- Show that the infinite series Sum(n=1, infinity, 1/n^(1+t*i)) diverges for all t, not just for t=0 which is the harmonic series. It seems that the curvature induced by the imaginary part might be able to nudge the slow growth to infinity of the harmonic series back down to finiteness; however, this is almost certainly incorrect. Despite the series presumably diverging, zeta(1+t*i) can be computed by analytic continuation.
- Riemann's reflection functional equation for zeta allows calculating zeta(1-s) given the value of zeta(s). The defining series converges for Re(s)>1, so from that, we can also calculate zeta for Re(s)<0. The only region we can't calculate is 0<=Re(s)<=1. But that is the critical strip! That's where all the interesting stuff happens! That's where the million dollars lies! (Obviously there are other formulae to calculate zeta within the critical strip.)

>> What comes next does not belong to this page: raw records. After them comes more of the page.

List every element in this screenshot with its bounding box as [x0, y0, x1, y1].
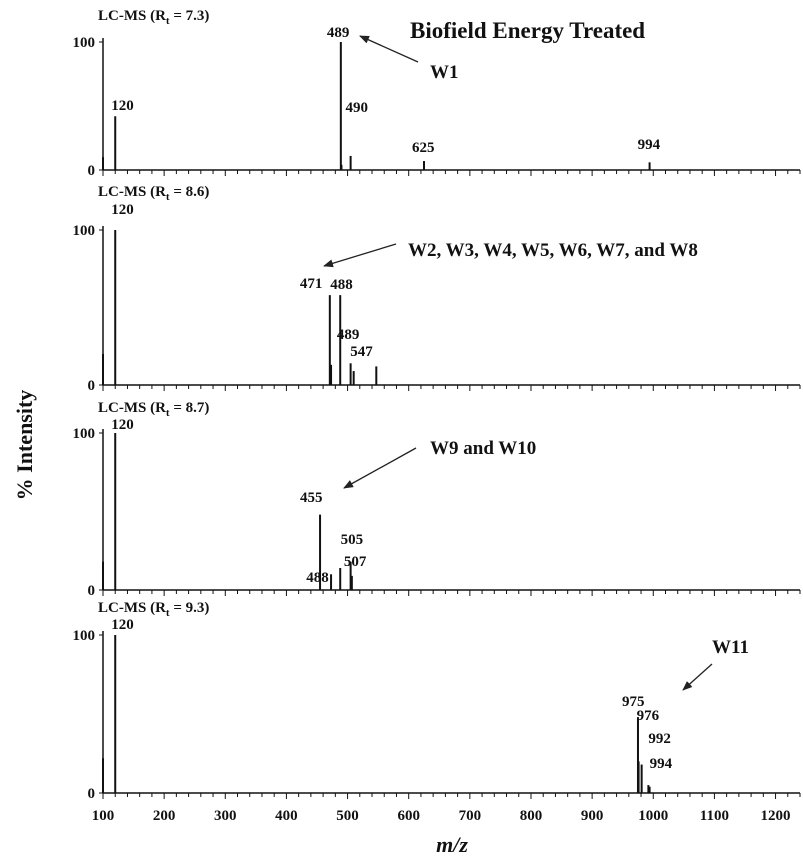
- y-axis-label: % Intensity: [12, 390, 37, 501]
- x-tick-label-200: 200: [153, 808, 176, 824]
- x-tick-label-500: 500: [336, 808, 359, 824]
- annotation-label: W2, W3, W4, W5, W6, W7, and W8: [408, 240, 698, 261]
- annotation-arrow: [682, 663, 713, 691]
- peak-label-120: 120: [111, 98, 134, 114]
- annotation-label: W1: [430, 62, 459, 83]
- spectrum-panel-3: LC-MS (Rt = 8.7) 0 100 120 455 488 505 507 W9 an…: [73, 400, 801, 599]
- annotation-arrow: [359, 35, 419, 63]
- peak-label-120: 120: [111, 417, 134, 433]
- peak-label-625: 625: [412, 140, 435, 156]
- panel-subtitle: LC-MS (Rt = 7.3): [98, 8, 209, 27]
- x-tick-label-1000: 1000: [638, 808, 668, 824]
- x-tick-label-400: 400: [275, 808, 298, 824]
- peak-label-488: 488: [330, 277, 353, 293]
- x-tick-label-100: 100: [92, 808, 115, 824]
- peak-label-471: 471: [300, 276, 323, 292]
- x-tick-label-700: 700: [459, 808, 482, 824]
- peak-label-490: 490: [345, 100, 368, 116]
- annotation-arrow: [323, 243, 397, 268]
- x-tick-label-1100: 1100: [700, 808, 729, 824]
- peak-label-975: 975: [622, 694, 645, 710]
- peak-label-488: 488: [306, 570, 329, 586]
- peak-label-976: 976: [637, 708, 660, 724]
- peak-label-994: 994: [638, 137, 661, 153]
- panel-subtitle: LC-MS (Rt = 9.3): [98, 600, 209, 619]
- x-tick-label-600: 600: [397, 808, 420, 824]
- y-tick-label: 0: [88, 163, 96, 179]
- x-tick-labels: 100 200 300 400 500 600 700 800 900 1000 1100 1200: [92, 808, 791, 824]
- figure-title: Biofield Energy Treated: [410, 18, 645, 43]
- peak-label-455: 455: [300, 490, 323, 506]
- panel-subtitle: LC-MS (Rt = 8.7): [98, 400, 209, 419]
- peak-label-505: 505: [341, 532, 364, 548]
- annotation-arrow: [343, 447, 417, 489]
- y-tick-label: 100: [73, 628, 96, 644]
- y-tick-label: 100: [73, 35, 96, 51]
- spectrum-panel-1: LC-MS (Rt = 7.3) 0 100 120 489 490 625 994 W1: [73, 8, 801, 179]
- peak-label-489: 489: [337, 327, 360, 343]
- panel-subtitle: LC-MS (Rt = 8.6): [98, 184, 209, 203]
- y-tick-label: 0: [88, 583, 96, 599]
- y-tick-label: 100: [73, 426, 96, 442]
- x-tick-label-800: 800: [520, 808, 543, 824]
- peak-label-547: 547: [350, 344, 373, 360]
- y-tick-label: 0: [88, 378, 96, 394]
- annotation-label: W9 and W10: [430, 438, 536, 459]
- peak-label-992: 992: [648, 731, 671, 747]
- x-tick-label-1200: 1200: [761, 808, 791, 824]
- peak-label-507: 507: [344, 554, 367, 570]
- peak-label-994: 994: [650, 756, 673, 772]
- peak-label-120: 120: [111, 202, 134, 218]
- x-tick-label-900: 900: [581, 808, 604, 824]
- peak-label-120: 120: [111, 617, 134, 633]
- y-tick-label: 100: [73, 223, 96, 239]
- annotation-label: W11: [712, 637, 749, 658]
- peak-label-489: 489: [327, 25, 350, 41]
- x-axis-label: m/z: [436, 832, 468, 857]
- x-tick-label-300: 300: [214, 808, 237, 824]
- y-tick-label: 0: [88, 786, 96, 802]
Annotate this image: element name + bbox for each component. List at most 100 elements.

Although the series converges for all Re(s)>1, it converges quite slowly near 1. This is not too surprising, since it diverges quite slowly at 1.
? s=1.01
? zeta(s)
100.58
? sum(n=1,1000000,n^(-s))
time = 7,485 ms.
13.48- Something I would like to see (this probably exists in a textbook or maybe Riemann's original paper): Here is a expression for zeta which can be used to compute its value for the entire complex plane, and proofs of analyticity of the expression and that it coincides with the p-series for Re(s)>1. If the expression is defined piecewise, then we need to show the function remains analytic across the piece boundaries.

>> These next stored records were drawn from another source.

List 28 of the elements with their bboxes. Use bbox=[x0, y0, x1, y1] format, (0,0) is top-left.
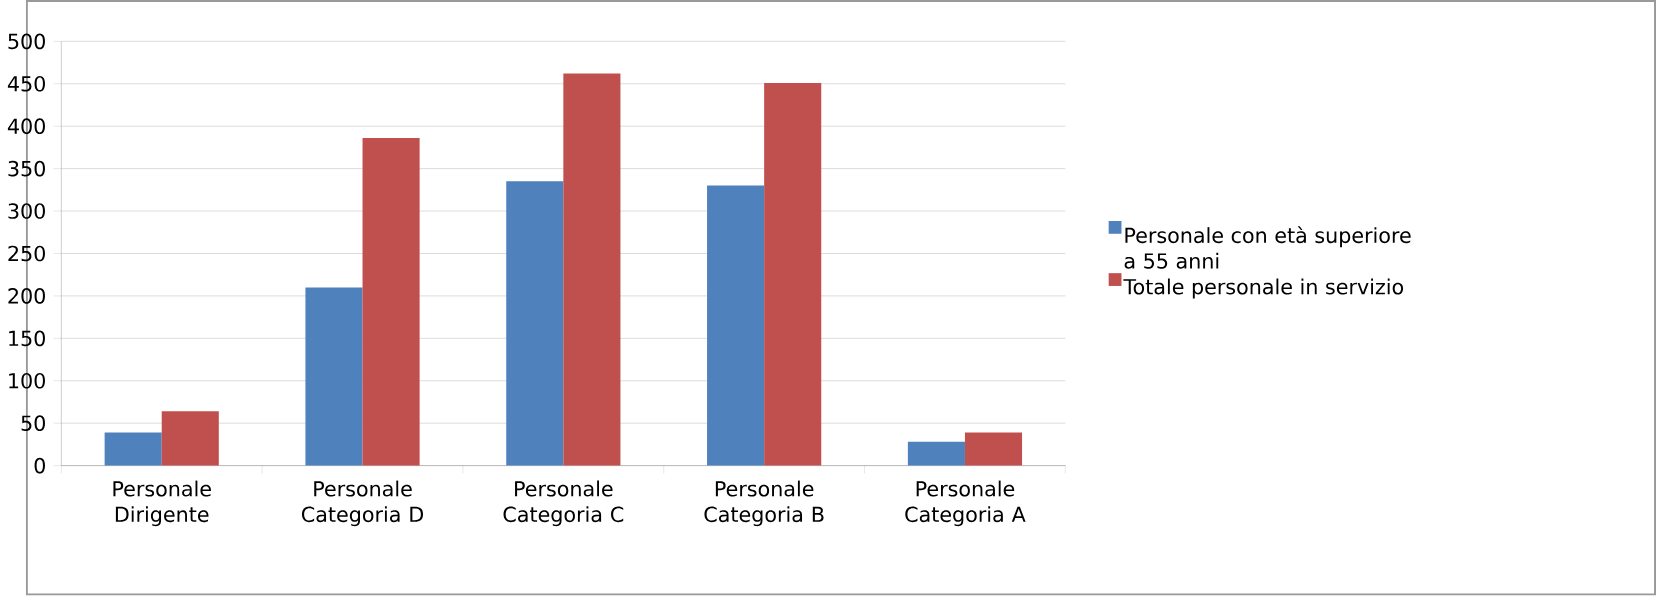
y-tick-label: 100 bbox=[9, 373, 45, 389]
bar bbox=[362, 138, 420, 466]
y-tick-label: 500 bbox=[8, 33, 45, 50]
bar bbox=[964, 432, 1023, 466]
y-tick-label: 50 bbox=[21, 415, 45, 432]
bar bbox=[707, 185, 765, 466]
y-tick-label: 450 bbox=[7, 76, 45, 92]
x-tick-label: Personale Categoria D bbox=[301, 480, 424, 527]
y-tick-label: 350 bbox=[8, 161, 45, 177]
bar bbox=[506, 181, 564, 466]
bar bbox=[161, 411, 219, 466]
y-tick-label: 0 bbox=[34, 458, 45, 474]
y-tick-label: 300 bbox=[8, 203, 45, 220]
legend-label: Personale con età superiore a 55 anni bbox=[1124, 226, 1411, 269]
y-tick-label: 150 bbox=[9, 330, 45, 347]
bar bbox=[305, 287, 363, 466]
y-tick-label: 400 bbox=[7, 118, 45, 135]
x-tick-label: Personale Categoria C bbox=[503, 480, 624, 527]
legend-label: Totale personale in servizio bbox=[1123, 278, 1404, 299]
x-tick-label: Personale Categoria B bbox=[704, 480, 824, 527]
bar bbox=[907, 442, 965, 466]
x-tick-label: Personale Categoria A bbox=[905, 480, 1026, 527]
x-tick-label: Personale Dirigente bbox=[113, 480, 211, 527]
y-tick-label: 250 bbox=[8, 245, 45, 262]
bar bbox=[764, 83, 822, 466]
bar bbox=[104, 432, 162, 466]
bar bbox=[563, 73, 621, 466]
y-tick-label: 200 bbox=[8, 288, 45, 304]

- The transformation (1-2^(1-s))*zeta(s)=DirichletEta(s) (from Mathworld) (also this YouTube video) does provide an expression which converges for Re(s)>0, thanks to the alternating series. The rest of the complex plane can be gotten by using the reflection functional equation. The critical strip can be evaluated both directly through eta and through applying the reflection equation. This probably explains why zeroes in the critical strip are symmetric around Re(s)=1/2.
- Getting zeta(0) using the method above does not straightforwardly work. Although eta(1)=log 2, one runs into madness like zeta(1) being undefined, log 2=0*zeta(1), and the gamma function being undefined at zero.
- The gamma function is also undefined at negative even integers, but I don't think that matters for any other place we would like to use the reflection equation.